A. The claims fund is a component of a premium and is used to pay providers for services rendered. The employer receives a portion of the unused claim fund each year after 12 months of service, followed by completion of the 6 months adjudication process. The employer is required to use those funds on behalf of the employees. The return of unused claim funds may be used toward contributions, bonuses, or other benefits for the employees.

A. Only W-2 employees that participated in the SB/A Freedom Plan health care plans are eligible for the unused claims fund benefit provided by the employer.
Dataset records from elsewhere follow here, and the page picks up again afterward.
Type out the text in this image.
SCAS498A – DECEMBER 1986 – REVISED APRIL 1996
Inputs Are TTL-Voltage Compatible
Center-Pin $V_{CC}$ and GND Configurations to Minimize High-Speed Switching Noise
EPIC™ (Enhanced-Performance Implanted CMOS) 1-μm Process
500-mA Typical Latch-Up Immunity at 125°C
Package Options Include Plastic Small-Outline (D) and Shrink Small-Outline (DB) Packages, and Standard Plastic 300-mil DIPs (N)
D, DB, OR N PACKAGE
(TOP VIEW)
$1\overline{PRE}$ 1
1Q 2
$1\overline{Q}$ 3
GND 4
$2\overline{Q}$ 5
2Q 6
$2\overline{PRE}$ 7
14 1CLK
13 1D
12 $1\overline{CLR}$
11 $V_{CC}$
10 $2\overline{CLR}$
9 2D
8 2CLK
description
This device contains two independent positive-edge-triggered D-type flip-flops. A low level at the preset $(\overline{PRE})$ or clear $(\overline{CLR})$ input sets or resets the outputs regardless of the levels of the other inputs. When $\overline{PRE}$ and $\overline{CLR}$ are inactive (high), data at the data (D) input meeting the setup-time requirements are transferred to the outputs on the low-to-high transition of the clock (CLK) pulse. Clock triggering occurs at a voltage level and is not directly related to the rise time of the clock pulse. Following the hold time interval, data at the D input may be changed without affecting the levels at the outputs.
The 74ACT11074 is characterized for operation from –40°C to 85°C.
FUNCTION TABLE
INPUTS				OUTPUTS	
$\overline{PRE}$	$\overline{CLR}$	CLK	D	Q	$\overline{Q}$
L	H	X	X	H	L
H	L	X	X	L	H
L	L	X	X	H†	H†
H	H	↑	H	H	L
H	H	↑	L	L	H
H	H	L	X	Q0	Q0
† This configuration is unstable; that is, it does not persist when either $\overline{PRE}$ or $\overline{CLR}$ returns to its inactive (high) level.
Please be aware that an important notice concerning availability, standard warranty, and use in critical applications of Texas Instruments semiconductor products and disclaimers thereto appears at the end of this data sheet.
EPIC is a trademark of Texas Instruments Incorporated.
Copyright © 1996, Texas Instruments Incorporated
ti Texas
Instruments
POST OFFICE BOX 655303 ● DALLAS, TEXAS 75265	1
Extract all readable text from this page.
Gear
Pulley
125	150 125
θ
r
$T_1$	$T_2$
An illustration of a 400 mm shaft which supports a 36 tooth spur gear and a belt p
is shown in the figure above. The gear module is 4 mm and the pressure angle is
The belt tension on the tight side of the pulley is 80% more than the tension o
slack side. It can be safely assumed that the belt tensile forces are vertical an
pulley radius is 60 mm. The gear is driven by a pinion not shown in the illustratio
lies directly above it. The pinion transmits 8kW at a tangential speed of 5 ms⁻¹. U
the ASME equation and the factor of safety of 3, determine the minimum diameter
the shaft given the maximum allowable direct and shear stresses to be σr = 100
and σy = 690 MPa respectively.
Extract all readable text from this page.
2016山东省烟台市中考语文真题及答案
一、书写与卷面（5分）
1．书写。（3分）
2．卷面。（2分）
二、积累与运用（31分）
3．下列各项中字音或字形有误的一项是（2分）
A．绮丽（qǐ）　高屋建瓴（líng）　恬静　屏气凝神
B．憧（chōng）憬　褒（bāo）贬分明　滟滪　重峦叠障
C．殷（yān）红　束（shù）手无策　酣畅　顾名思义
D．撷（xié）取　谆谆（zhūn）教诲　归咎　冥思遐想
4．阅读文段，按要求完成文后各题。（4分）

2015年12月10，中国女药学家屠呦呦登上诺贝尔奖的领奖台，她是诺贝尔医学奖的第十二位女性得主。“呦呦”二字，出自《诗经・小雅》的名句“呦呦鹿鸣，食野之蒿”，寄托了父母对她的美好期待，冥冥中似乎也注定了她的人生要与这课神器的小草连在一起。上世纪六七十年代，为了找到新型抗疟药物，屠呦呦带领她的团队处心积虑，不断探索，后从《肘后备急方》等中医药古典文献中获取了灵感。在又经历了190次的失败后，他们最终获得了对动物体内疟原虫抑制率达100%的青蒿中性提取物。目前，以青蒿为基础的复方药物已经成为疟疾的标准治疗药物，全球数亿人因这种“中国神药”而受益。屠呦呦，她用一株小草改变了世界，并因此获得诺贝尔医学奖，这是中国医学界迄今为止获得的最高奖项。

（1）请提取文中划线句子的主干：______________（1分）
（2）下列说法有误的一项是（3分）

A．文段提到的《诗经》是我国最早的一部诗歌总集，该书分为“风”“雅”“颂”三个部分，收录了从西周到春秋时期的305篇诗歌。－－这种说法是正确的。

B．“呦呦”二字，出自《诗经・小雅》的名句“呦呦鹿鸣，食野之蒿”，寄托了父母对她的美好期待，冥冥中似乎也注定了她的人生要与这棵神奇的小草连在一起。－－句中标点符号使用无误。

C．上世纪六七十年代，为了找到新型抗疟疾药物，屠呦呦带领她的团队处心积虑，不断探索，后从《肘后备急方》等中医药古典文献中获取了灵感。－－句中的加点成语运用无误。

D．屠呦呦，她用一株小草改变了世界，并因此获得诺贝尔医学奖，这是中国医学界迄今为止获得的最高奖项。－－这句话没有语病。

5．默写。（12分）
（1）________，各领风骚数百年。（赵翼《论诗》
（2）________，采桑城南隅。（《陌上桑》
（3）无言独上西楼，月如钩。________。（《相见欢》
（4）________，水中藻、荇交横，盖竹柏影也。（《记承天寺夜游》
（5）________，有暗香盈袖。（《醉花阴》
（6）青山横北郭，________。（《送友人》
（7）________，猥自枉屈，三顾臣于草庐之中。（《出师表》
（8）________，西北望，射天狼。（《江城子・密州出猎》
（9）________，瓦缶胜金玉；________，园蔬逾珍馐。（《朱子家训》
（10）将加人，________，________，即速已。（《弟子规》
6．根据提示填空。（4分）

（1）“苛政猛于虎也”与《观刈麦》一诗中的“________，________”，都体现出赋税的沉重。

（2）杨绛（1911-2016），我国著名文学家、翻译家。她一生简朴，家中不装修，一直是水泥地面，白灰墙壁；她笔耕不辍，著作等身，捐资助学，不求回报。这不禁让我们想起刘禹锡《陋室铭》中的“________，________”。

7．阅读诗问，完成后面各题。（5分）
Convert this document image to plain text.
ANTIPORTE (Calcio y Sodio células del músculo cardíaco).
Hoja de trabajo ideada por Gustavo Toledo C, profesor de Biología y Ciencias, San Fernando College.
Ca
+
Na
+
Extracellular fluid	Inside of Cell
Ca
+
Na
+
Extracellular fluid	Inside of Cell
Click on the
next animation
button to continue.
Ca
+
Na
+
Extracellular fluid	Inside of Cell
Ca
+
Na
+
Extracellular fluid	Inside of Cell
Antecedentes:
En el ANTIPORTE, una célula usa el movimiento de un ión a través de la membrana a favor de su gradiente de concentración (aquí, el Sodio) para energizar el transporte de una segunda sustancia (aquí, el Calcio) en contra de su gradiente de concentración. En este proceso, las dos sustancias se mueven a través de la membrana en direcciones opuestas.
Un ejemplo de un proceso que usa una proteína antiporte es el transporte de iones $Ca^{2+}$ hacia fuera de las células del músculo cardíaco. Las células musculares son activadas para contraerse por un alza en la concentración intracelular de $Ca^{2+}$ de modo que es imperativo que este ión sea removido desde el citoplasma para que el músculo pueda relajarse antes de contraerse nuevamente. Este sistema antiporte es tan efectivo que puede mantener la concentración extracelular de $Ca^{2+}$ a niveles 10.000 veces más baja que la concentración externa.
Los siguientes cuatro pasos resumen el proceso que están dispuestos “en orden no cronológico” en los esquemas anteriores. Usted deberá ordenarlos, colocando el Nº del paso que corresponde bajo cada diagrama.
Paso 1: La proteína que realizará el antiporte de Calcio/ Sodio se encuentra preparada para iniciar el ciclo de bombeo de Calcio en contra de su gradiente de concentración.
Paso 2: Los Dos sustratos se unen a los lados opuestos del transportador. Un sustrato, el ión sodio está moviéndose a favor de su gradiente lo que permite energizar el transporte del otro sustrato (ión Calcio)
Employer return of unused claims fund may not be used for the benefit of 1099 contractors under current ERISA regulations.

A. Immediate family members cannot use the W-2 as a way to create a “2 or more” employee group. However, it is okay if the employer has other non-family related employee W-2’s.

A. With certain restrictions, the employer may have multiple health care plans and insurance policies in place. When adding the SB/A health care plan, the open enrollment period in existence must be honored.

A. An employer can include 1099 contractors in their group plan. The only requirement is to include their premiums in the “list billing” from the plan administrator. The employer is responsible for the aggregate list billing ACH invoice unless a W-2 or 1099 contractor has been removed from the monthly addition/termination report requirement sent to the plan administrator. Note: Failure to pay the ACH invoice will result in cancellation of the entire group plan.